John Burn1, John Mathers1, Anne-Marie Gerdes1, Marie-Luise Bisgaard2, D. Gareth Evans3, Diana Eccles4, Annika Lindblom5, Finlay Macrae6, Eamonn Maher7, Jukka-Pekka Mecklin8, Gabriela Moeslein9, Sylviane Olschwang10, Raj Ramesar11, Hans Vasen12, Juul Wijnen13, Gail Barker1, Faye Elliott14, Henry Lynch15, D. Timothy Bishop14

1Newcastle University, UK, 2University of Copenhagen, Denmark, 3St Marys Hospital, Manchester, UK, 4University of Southampton, UK, 5Karolinska Hospital, Stockholm, Sweden, 6The Royal Melbourne Hospital, Melbourne, Australia, 7Birmingham Women's Hospital, UK, 8Jyvskyl Central Hospital, Finland, 9St.
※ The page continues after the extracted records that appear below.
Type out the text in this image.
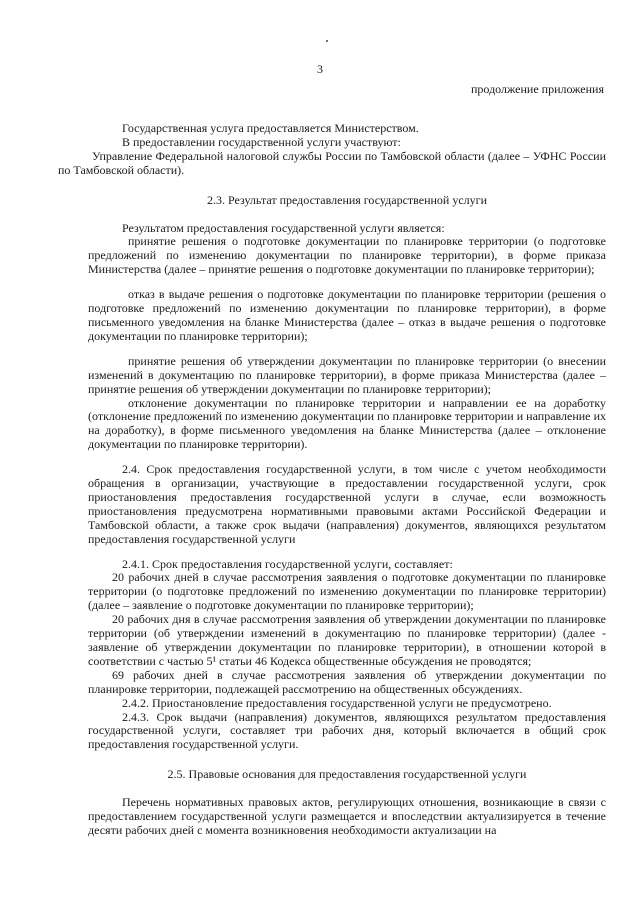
3
продолжение приложения

Государственная услуга предоставляется Министерством.

В предоставлении государственной услуги участвуют:

Управление Федеральной налоговой службы России по Тамбовской области (далее – УФНС России по Тамбовской области).

2.3. Результат предоставления государственной услуги

Результатом предоставления государственной услуги является:

принятие решения о подготовке документации по планировке территории (о подготовке предложений по изменению документации по планировке территории), в форме приказа Министерства (далее – принятие решения о подготовке документации по планировке территории);

отказ в выдаче решения о подготовке документации по планировке территории (решения о подготовке предложений по изменению документации по планировке территории), в форме письменного уведомления на бланке Министерства (далее – отказ в выдаче решения о подготовке документации по планировке территории);

принятие решения об утверждении документации по планировке территории (о внесении изменений в документацию по планировке территории), в форме приказа Министерства (далее – принятие решения об утверждении документации по планировке территории);

отклонение документации по планировке территории и направлении ее на доработку (отклонение предложений по изменению документации по планировке территории и направление их на доработку), в форме письменного уведомления на бланке Министерства (далее – отклонение документации по планировке территории).

2.4. Срок предоставления государственной услуги, в том числе с учетом необходимости обращения в организации, участвующие в предоставлении государственной услуги, срок приостановления предоставления государственной услуги в случае, если возможность приостановления предусмотрена нормативными правовыми актами Российской Федерации и Тамбовской области, а также срок выдачи (направления) документов, являющихся результатом предоставления государственной услуги

2.4.1. Срок предоставления государственной услуги, составляет:

20 рабочих дней в случае рассмотрения заявления о подготовке документации по планировке территории (о подготовке предложений по изменению документации по планировке территории) (далее – заявление о подготовке документации по планировке территории);

20 рабочих дня в случае рассмотрения заявления об утверждении документации по планировке территории (об утверждении изменений в документацию по планировке территории) (далее - заявление об утверждении документации по планировке территории), в отношении которой в соответствии с частью 5¹ статьи 46 Кодекса общественные обсуждения не проводятся;

69 рабочих дней в случае рассмотрения заявления об утверждении документации по планировке территории, подлежащей рассмотрению на общественных обсуждениях.

2.4.2. Приостановление предоставления государственной услуги не предусмотрено.

2.4.3. Срок выдачи (направления) документов, являющихся результатом предоставления государственной услуги, составляет три рабочих дня, который включается в общий срок предоставления государственной услуги.

2.5. Правовые основания для предоставления государственной услуги

Перечень нормативных правовых актов, регулирующих отношения, возникающие в связи с предоставлением государственной услуги размещается и впоследствии актуализируется в течение десяти рабочих дней с момента возникновения необходимости актуализации на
Josefs-Hospital Bochum-Linden, Germany, 10Institut Paoli Calmettes, Marseille, France, 11University of Cape Town, South Africa, 12Foundation for Detection of Hereditary Tumours, Leiden, Netherlands, 13Leiden University Medical Center, Netherlands, 14University of Leeds, UK, 15Creighton University School of Medicine, Omaha, USA



The CAPP2 Study evaluated 600mg enteric coated aspirin and/or 30gms of Novelose (resistant starch) in a double blind factorial RCT in 1071 carriers of Lynch syndrome over a treatment period of 1 to 4 years, mean 29 months.


The trial, reported in December 2008 [1], showed that there was no difference between the treatment and placebo groups for new colorectal neoplasia.